Enquanto o mundo colapsa, eu continuo tomando iogurte: um ensaio sobre comunicação e letargia frente às crises climáticas e humanitárias | Aleteia Salmazo
Aleteia Salmazo[1]
“O fim do mundo talvez seja uma breve interrupção de um estado de prazer extasiante que a gente não quer perder”
(Krenak, 2019, p. 60)
Informação demais, mudança que é bom, nada
Quem nunca se deparou com uma notícia sobre crise climática ou humanitária na vida? Não consigo imaginar um ser vivente que não tenha percebido algum alerta, seja pela falta de água ou pelas enchentes, pelas guerras ou epidemias, pelos calores e frios extremos, geleiras derretendo, incêndios florestais, secas prolongadas, desaparecimento de espécies, ou mesmo pelo aumento das doenças respiratórias e da instabilidade geopolítica.

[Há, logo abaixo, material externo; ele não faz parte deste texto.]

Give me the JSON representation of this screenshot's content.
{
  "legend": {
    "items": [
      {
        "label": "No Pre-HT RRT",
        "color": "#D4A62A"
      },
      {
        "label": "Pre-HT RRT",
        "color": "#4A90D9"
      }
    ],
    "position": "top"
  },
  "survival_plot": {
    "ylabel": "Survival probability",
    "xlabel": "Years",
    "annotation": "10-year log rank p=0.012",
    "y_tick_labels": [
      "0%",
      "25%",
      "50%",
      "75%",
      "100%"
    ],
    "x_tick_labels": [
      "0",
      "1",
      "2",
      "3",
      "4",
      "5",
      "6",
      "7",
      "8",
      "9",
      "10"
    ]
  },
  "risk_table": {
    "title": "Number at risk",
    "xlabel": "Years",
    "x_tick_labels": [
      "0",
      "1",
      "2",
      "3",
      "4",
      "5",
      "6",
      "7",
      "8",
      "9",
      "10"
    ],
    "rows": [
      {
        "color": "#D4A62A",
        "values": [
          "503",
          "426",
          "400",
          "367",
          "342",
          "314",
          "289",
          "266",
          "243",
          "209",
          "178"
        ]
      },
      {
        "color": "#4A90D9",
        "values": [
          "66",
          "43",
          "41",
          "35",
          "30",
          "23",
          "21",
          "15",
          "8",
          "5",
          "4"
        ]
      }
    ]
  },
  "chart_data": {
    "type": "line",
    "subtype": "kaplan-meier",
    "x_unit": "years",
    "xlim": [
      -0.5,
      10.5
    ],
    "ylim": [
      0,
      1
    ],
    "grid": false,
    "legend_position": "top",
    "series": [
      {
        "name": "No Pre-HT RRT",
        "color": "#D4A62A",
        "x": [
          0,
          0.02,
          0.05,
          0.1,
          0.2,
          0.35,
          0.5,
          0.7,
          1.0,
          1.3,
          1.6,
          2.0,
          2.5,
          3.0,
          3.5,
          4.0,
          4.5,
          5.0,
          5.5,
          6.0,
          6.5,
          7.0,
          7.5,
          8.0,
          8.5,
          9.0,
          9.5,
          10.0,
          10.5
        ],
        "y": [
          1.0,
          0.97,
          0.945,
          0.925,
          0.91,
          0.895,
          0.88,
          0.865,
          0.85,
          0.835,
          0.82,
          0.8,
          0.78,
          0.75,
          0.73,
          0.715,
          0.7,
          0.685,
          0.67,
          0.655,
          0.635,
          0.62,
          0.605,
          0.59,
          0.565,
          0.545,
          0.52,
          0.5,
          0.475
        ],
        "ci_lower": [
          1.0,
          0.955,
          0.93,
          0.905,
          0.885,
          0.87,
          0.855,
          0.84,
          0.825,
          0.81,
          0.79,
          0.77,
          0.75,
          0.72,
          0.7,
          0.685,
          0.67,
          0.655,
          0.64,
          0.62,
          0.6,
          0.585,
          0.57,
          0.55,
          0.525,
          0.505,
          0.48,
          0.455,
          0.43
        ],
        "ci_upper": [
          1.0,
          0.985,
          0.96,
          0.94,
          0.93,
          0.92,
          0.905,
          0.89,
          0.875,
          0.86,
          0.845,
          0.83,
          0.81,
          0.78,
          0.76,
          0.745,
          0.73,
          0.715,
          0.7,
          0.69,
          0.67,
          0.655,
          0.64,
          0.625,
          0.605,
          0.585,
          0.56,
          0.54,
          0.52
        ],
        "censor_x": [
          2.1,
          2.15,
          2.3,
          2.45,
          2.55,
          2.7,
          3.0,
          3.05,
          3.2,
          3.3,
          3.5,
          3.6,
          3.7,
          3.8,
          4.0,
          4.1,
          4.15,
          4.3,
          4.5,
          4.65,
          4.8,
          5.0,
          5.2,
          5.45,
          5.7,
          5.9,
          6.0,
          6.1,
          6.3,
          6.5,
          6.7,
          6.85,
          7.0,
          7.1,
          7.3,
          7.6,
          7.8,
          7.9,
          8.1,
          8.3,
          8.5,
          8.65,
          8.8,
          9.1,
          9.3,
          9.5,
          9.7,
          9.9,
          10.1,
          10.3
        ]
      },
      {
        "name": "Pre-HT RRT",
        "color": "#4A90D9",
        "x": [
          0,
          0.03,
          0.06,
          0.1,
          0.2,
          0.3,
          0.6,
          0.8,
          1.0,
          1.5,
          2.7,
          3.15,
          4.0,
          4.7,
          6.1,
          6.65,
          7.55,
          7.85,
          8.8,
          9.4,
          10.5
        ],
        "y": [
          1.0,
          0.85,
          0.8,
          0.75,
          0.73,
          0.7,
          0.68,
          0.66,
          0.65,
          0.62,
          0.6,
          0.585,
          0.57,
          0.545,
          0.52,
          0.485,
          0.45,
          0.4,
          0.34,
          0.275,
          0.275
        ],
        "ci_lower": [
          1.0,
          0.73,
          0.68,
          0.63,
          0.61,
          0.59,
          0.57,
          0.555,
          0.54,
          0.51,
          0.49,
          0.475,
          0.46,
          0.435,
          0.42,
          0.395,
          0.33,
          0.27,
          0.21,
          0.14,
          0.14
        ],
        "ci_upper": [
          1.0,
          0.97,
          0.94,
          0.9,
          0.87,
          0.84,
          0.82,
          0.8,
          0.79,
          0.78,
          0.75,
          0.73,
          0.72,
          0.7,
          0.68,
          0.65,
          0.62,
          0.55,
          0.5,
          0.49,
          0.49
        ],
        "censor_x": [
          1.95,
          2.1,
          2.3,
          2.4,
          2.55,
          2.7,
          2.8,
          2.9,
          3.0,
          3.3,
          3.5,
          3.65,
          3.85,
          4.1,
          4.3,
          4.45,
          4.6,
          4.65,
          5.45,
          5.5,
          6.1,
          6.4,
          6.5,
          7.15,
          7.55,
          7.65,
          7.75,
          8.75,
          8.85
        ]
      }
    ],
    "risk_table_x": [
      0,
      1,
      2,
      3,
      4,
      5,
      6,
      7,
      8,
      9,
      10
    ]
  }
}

Todas as evidências das crises estão, muito ou pouco, diante dos olhos de todos os que têm vida, humanos ou não. A Terra também vê. E não apenas vê, mas sente, como já dizia o xamã yanomami Davi Kopenawa, ao descrever as imagens vivas da floresta, que sonham e se relacionam (Kopenawa; Albert, 2010). Nesse sentido, é possível afirmar que há uma co-visão: os olhos humanos e os olhos da Terra estão assistindo ao colapso. Enquanto Ailton Krenak denuncia a nossa ruptura com a sensibilidade do planeta (Krenak, 2019), Mahatma Gandhi já advertia que a Terra entrega o suficiente para atender às necessidades de todos, mas jamais será capaz de saciar a ganância de alguns (Gandhi, 2008).
Recebido em: 15/02/2025
Aceito em: 15/10/2025
[1] Mestranda em Comunicação Social no Programa de Pós-Graduação em Comunicação Social da Universidade Metodista de São Paulo. Email: aleteia.artigos@gmail.com.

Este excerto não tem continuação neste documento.